The Art (and Science) of Unlearning
- Andrew J Calvert

- Jul 22, 2025
- 2 min read
Why Letting Go Might Be the Most Important Leadership Skill You Haven’t Mastered Yet
Unlearning is one of those ideas that sounds simple, almost elegant. Like a whisper from Zen philosophy or a snippet of startup wisdom. But behind the poetry lies a deeply practical and behavioral truth:
We often can’t grow because we’re clinging to what once worked.
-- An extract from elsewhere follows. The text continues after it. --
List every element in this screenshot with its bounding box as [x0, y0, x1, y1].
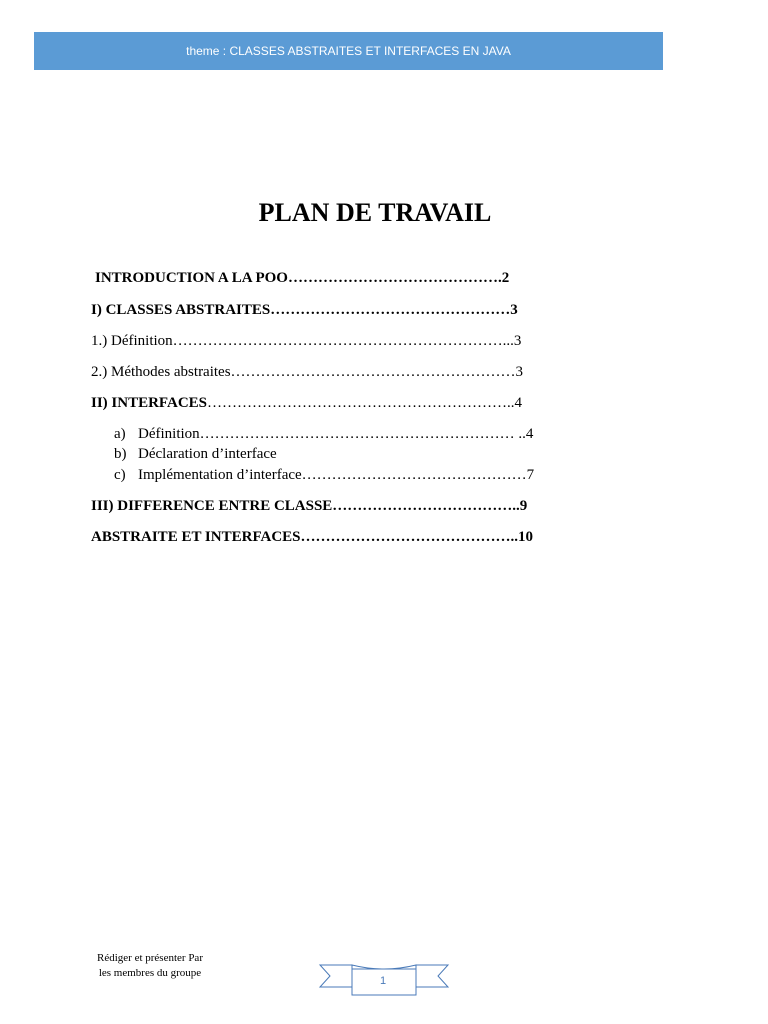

Whether it’s a leadership style, a decision-making pattern, or an outdated belief about your own limits, the past has a sneaky way of showing up in the present, quietly sabotaging the future.
🧠 What Is Unlearning?
Let’s be clear: unlearning is not forgetting. It’s deliberately challenging the habits, assumptions, and patterns that no longer serve us. It’s saying: “This helped me once. It doesn’t anymore.”
This is especially vital for leaders navigating change. Because transformation isn’t just about new strategy, it’s about shifting what people believe to be true.
⚠️ Why Is It So Hard?
Behavioral science points to a few unhelpful allies:
Cognitive dissonance – letting go feels uncomfortable
Status quo bias – the familiar feels safer, even if it’s failing
Confirmation bias – we only see evidence that agrees with us
Ego protection – we fear that dropping a belief is admitting weakness
Unlearning threatens identity. And identity is sticky stuff.
🔬 What the Research Says
Psychologist Hal Hershfield’s work on future self-continuity shows that we make better long-term decisions when we imagine ourselves years from now, wiser, more fulfilled, having let go of what no longer serves.
James Clear reminds us:
“You do not rise to the level of your goals. You fall to the level of your systems.”
Translation: unlearning doesn’t happen in our heads. It happens in practice.
✅ So How Do We Unlearn?
Here are science-backed, leadership-tested practices:
1. Name the Assumption
Ask yourself: What do I believe to be true here? Then: Is that belief still helping me?
→ Use reflection, journaling, or a coach to notice what's outdated.
2. Disrupt the Pattern
Look for cognitive dissonance. Read ideas that challenge you. Invite dissent in meetings.
→ Unlearning begins when comfort ends.
3. Experiment Safely
Design small shifts: let a junior colleague lead a meeting. Ask a different kind of question.
→ Micro-disruptions = macro-growth.
4. Re-anchor to Purpose
Don’t just drop a habit — replace it with one that aligns with who you’re becoming.
→ Ask: “What belief would Future-Me choose here?”
5. Use Accountability Loops
Tell someone you’re trying to unlearn. Ask them to call it out when you slip.
→ Behavior changes faster in community.
🌱 Unlearning isn’t about loss. It’s about liberation.
It’s how we make room for better habits, deeper insight, and wiser decisions. And in a world full of noise, it’s how we stay coachable, curious, and clear.
“In the beginner’s mind there are many possibilities, but in the expert’s mind there are few.” Shunryu Suzuki
Want to go deeper? take 5 minutes to reflect on this question: What belief, pattern, or habit helped you survive, but no longer helps you thrive?